Le secteur immobilier marocain traverse aujourd’hui une phase paradoxale. D’un côté, une dynamique de construction soutenue avec une moyenne annuelle de 215 000 nouveaux logements sur la dernière décennie. De l’autre, une hausse significative des logements vacants, qui atteint désormais 1,1 million d’unités, auxquels s’ajoutent 1,3 million de résidences secondaires ou saisonnières, selon les données du Haut-Commissariat au Plan (HCP).

Une croissance du parc immobilier… mais un déséquilibre persistant

Entre 2014 et 2024, le nombre de logements en milieu urbain est passé de 6,2 millions à 8,34 millions, confirmant une forte expansion urbaine. Pourtant, cette progression ne s’accompagne pas d’une meilleure occupation.

Le taux de logements occupés est en effet passé de 75 % à 71,1 %, révélant un décalage entre l’offre produite et les besoins réels des ménages. Le défi n’est donc plus uniquement quantitatif, mais surtout structurel.

Pourquoi autant de logements restent vacants ?

Plusieurs facteurs expliquent cette situation :

1. L’investissement immobilier comme valeur refuge

Au Maroc, l’immobilier reste le principal canal d’épargne. Les ménages privilégient l’achat de biens immobiliers plutôt que des placements financiers. Cette tendance contribue à accumuler des biens… souvent peu exploités.

2. Le rôle des Marocains Résidant à l’Étranger (MRE)

Une part importante des logements vacants appartient aux MRE, qui acquièrent des biens pour un usage saisonnier.

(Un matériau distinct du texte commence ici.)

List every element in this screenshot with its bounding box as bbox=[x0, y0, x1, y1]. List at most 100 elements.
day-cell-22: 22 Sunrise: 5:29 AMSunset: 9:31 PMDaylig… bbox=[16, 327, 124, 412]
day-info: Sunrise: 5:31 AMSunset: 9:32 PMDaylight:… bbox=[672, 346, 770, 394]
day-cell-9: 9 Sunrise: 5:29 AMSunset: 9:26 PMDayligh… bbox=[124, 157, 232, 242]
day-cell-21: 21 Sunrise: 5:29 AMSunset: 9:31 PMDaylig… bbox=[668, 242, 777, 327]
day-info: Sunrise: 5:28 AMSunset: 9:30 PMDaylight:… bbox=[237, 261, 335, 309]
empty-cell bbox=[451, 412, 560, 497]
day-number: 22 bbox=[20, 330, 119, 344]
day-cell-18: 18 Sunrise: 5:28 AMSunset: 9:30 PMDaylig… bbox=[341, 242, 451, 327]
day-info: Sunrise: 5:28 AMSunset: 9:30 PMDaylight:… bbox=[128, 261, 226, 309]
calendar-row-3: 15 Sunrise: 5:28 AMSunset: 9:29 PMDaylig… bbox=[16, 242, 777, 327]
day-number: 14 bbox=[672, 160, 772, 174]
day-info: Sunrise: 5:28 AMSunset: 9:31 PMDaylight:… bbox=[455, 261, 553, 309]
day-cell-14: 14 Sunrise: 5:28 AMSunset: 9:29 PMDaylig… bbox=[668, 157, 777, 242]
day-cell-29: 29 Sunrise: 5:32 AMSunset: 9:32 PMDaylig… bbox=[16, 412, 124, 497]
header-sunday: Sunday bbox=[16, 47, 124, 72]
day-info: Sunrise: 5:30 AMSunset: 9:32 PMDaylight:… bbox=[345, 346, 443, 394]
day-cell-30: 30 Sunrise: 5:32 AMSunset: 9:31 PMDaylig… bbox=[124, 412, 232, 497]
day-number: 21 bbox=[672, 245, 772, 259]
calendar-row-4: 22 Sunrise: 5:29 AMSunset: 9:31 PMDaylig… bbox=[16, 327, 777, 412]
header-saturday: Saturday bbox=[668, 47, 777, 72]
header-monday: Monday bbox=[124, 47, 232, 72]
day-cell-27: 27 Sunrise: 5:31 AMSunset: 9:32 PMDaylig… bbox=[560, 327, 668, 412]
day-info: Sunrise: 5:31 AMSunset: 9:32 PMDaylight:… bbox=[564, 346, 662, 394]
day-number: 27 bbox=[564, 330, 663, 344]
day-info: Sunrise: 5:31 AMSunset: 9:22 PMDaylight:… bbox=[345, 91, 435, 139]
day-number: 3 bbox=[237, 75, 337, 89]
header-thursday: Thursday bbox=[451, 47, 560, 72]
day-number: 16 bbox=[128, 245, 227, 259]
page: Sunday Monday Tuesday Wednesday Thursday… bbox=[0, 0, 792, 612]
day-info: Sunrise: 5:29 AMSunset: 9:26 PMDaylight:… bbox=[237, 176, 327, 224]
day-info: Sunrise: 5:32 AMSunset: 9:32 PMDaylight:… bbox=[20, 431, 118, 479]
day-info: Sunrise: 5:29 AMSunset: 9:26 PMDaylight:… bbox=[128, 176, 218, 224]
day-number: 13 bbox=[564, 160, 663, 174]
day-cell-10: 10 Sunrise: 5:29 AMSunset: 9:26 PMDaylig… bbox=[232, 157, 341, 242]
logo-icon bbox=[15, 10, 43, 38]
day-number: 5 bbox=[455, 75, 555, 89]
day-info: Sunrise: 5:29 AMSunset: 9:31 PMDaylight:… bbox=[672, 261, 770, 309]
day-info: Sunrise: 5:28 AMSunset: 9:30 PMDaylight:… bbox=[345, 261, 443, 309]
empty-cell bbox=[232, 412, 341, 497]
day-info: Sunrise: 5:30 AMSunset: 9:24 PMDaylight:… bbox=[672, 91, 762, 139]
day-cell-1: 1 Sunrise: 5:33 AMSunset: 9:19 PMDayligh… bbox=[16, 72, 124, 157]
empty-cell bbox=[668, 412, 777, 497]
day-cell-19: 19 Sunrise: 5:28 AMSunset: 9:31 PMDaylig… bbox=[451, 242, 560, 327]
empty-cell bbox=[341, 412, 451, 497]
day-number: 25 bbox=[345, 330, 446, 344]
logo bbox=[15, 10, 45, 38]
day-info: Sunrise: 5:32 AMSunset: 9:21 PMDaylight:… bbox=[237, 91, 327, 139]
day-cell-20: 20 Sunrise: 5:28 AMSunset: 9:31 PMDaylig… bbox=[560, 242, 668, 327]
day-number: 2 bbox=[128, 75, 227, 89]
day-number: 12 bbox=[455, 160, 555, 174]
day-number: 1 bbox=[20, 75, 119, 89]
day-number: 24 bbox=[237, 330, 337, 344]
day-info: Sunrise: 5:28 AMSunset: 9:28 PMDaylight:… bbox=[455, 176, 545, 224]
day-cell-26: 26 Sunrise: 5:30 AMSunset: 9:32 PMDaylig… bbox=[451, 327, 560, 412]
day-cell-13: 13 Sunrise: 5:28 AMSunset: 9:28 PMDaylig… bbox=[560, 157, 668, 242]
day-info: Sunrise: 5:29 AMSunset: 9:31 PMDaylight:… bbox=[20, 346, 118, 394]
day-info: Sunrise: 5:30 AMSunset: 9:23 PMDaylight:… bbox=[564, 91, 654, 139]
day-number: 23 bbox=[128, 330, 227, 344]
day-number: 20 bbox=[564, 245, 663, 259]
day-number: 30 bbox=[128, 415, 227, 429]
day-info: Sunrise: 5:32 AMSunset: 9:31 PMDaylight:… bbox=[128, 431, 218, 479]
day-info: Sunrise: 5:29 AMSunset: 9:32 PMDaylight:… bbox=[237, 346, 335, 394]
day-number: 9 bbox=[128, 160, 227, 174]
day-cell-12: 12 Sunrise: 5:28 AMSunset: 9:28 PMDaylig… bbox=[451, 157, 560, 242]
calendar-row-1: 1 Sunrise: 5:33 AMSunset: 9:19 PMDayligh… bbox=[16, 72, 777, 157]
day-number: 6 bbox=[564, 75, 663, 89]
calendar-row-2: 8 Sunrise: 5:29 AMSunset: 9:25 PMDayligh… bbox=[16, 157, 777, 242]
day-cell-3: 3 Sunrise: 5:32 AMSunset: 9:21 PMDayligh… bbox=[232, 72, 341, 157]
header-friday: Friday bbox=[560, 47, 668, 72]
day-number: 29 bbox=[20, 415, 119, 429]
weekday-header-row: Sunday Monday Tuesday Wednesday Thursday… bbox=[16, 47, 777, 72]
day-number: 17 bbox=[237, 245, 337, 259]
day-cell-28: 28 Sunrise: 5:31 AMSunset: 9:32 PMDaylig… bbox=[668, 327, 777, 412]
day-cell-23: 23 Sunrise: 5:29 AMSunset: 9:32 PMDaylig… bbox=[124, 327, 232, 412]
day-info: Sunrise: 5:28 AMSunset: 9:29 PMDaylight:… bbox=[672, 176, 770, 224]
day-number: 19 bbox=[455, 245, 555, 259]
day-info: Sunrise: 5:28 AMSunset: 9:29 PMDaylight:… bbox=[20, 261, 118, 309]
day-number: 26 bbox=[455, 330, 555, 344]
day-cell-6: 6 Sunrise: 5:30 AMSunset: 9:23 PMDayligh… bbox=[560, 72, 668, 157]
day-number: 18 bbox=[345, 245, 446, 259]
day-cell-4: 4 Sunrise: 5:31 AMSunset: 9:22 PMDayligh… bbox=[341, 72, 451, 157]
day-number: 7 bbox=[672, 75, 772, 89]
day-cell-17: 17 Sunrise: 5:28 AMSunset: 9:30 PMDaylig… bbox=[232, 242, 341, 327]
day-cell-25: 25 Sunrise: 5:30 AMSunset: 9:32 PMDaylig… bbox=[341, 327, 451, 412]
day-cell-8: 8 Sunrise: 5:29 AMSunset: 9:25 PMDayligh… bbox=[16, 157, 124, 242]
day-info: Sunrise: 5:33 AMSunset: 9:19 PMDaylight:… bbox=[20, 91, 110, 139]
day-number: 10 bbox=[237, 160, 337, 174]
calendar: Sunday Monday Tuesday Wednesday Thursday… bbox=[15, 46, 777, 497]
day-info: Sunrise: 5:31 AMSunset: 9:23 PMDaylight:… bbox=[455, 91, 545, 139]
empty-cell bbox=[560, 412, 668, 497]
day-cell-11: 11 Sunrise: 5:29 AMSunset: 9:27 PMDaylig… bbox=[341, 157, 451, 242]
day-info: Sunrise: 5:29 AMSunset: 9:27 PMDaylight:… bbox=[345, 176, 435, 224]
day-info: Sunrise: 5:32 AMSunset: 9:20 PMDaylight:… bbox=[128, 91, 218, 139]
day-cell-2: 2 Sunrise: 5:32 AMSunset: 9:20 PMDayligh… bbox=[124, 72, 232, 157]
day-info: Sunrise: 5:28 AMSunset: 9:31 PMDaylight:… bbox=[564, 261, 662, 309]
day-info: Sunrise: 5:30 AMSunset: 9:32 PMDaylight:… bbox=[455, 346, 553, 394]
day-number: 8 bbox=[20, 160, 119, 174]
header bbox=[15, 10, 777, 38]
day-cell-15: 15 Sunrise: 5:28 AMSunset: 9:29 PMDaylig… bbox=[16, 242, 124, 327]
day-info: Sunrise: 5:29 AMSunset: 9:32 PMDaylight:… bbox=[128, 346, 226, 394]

Ces logements restent donc inoccupés une grande partie de l’année, notamment dans des régions comme l’Oriental ou Béni Mellal-Khénifra.

3. La crainte des risques locatifs

De nombreux propriétaires hésitent à louer leurs biens en raison :

  • des procédures d’expulsion longues et complexes
  • du manque de garanties juridiques
  • du risque de litiges avec les locataires

Résultat : des logements restent fermés, réduisant l’offre locative réelle.

4. Un cadre fiscal peu incitatif

La fiscalité sur les résidences secondaires et logements vacants peut représenter un coût supplémentaire, sans encourager réellement leur mise sur le marché locatif.

Un impact direct sur le marché immobilier

Cette situation a des conséquences importantes :

  • Hausse des loyers : malgré un grand nombre de logements, l’offre locative effective reste limitée
  • Augmentation des prix : liée à la rareté de biens disponibles à la location
  • Difficulté d’accès au logement : notamment pour les jeunes et les classes moyennes
  • Pression sur les grandes villes comme Casablanca-Settat

Paradoxalement, le déficit en logements a diminué à 334 000 unités (4,9 %), mais le déséquilibre persiste en raison d’un problème d’adéquation entre l’offre et la demande.

Un marché influencé par des facteurs multiples

Au-delà de l’offre et de la demande, d’autres éléments pèsent sur le marché :

  • augmentation des coûts de construction
  • baisse du pouvoir d’achat
  • accès plus difficile au financement
  • raréfaction du foncier dans certaines zones
  • évolution des comportements (préférence pour la location dans certaines villes)

Quelles solutions pour rééquilibrer le marché ?

Les experts s’accordent sur la nécessité d’une approche globale :

Réformes juridiques

  • sécuriser davantage les relations bailleur-locataire
  • accélérer les procédures judiciaires

Incitations fiscales

  • encourager la mise en location des biens vacants
  • adapter la fiscalité pour éviter la rétention de logements

Politique urbaine adaptée

  • mieux répartir l’offre de logement
  • faciliter l’accès au foncier

Diversification de l’investissement

  • orienter l’épargne vers des secteurs productifs
  • développer les instruments financiers alternatifs

Le rôle clé de la gestion des biens vacants

Dans ce contexte, la gestion et la sécurisation des biens vacants deviennent un enjeu stratégique pour les propriétaires.

Un bien inoccupé représente non seulement un manque à gagner, mais aussi un risque :

  • dégradations
  • occupation illégale
  • coûts fiscaux
  • perte de valeur

C’est là qu’intervient une gestion professionnelle, permettant :

  • de sécuriser le bien
  • de prévenir les risques
  • d’optimiser sa valeur
  • et de préparer sa mise en exploitation future

Conclusion

Le marché immobilier marocain ne souffre plus d’un manque de logements, mais d’un déséquilibre structurel profond. Entre accumulation de biens vacants, contraintes juridiques et évolution des comportements, une transformation globale du secteur est nécessaire.

Pour les propriétaires, la priorité est désormais claire : ne plus laisser un bien vacant sans gestion.